Transplant patients could be hit by outbreak
There's a fear that the UK's organ transplant network could be seriously affected by the coronavirus outbreak.
NHS Blood and Transplant (NHSBT) told the BBC that pressure on intensive care beds and risks to those on immunosuppressants drugs in preparation for new organs are worrying.
Just a few of the most urgent cases are being carried out, in comparison to around 80 per week this time last year.
Prof John Forsyth, medical director for transplant and organ donation at NHSBT, told the BBC: "When I hear from other countries who have been at the centre of this Covid pandemic, they have got to the point where no transplant is possible in certain regions at all.
"We may get to that point, and we may get to that point in the next days or weeks.
"But we are working very hard to keep organ donation and transplant open for as long as possible, accepting the safety of our patients is paramount."
William and Kate chat to children of key workers
The Duke and Duchess of Cambridge have praised NHS staff and other key workers for doing an “amazing job” as they met some of their children during a virtual school visit.
William and Kate carried out their first royal tour via video call, chatting to pupils and teachers from a Burnley primary school to learn how they are coping during the coronavirus outbreak.
With Easter days away, some of the children wore bunny ears for the visit, the Duchess was given a virtual posey and Prince William was left stumped by an inquisitive youngster’s question.
The couple “visited” Casterton Primary Academy, close to Burnley General Hospital, which has remained open to teach children of key workers and other vulnerable youngsters.
Kate told the children and teachers: “To you and everyone who is in during this time, it must be such a relief for all the parents who are key workers to know that their children have the normality and structure and they’ve got a safe place for them to be.
“So really, really well done and for all of you, I know it’s not easy circumstances, but it’s fantastic.”
A teacher replied: “Thank you so much.
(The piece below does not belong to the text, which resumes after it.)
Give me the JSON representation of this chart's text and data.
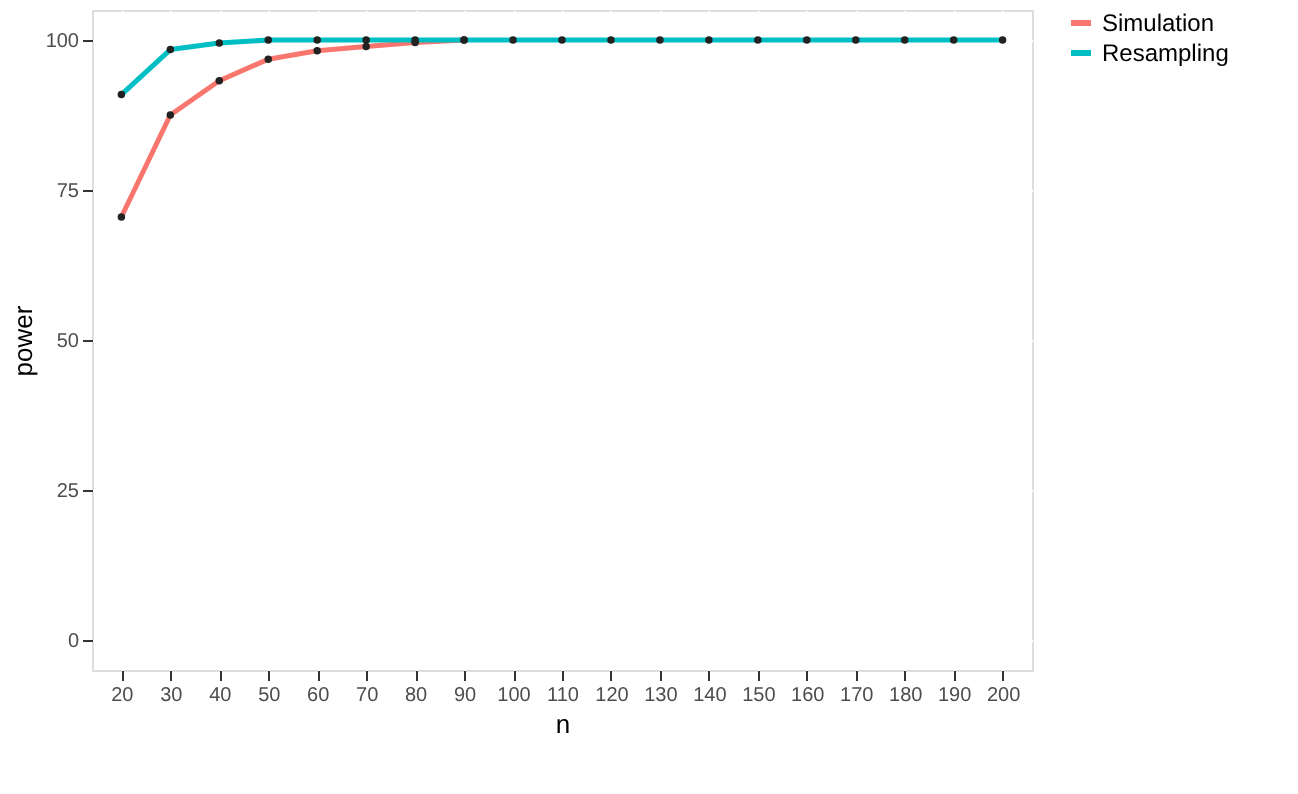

I think everyone is just pleased to be able to help.”
William added: “Good northern volunteering spirit going on up there, very good of you!”
There was a lighter moment when one of the children asked the future king: “The first William was William the Conqueror. What do you want to be called?”
The Duke laughed before swerving the question, saying: “I don’t think I can answer that.”
The couple spent an hour speaking to children – who held up pictures of their parents – including 10-year-old Harris, whose mother is still working as an NHS administrator for health visitors, and Lloyd, nine, whose mother is employed at a special needs school.
Kate began the introductions, saying: “What are your names? Very nice to meet you. I’m Catherine and this is William next to me,” before asking them if they were holding up pictures of their “mummies and daddies”.
Harris replied: “This is a picture of my mum and she works for the NHS as an admin for the health visitors and I’m really proud of her.”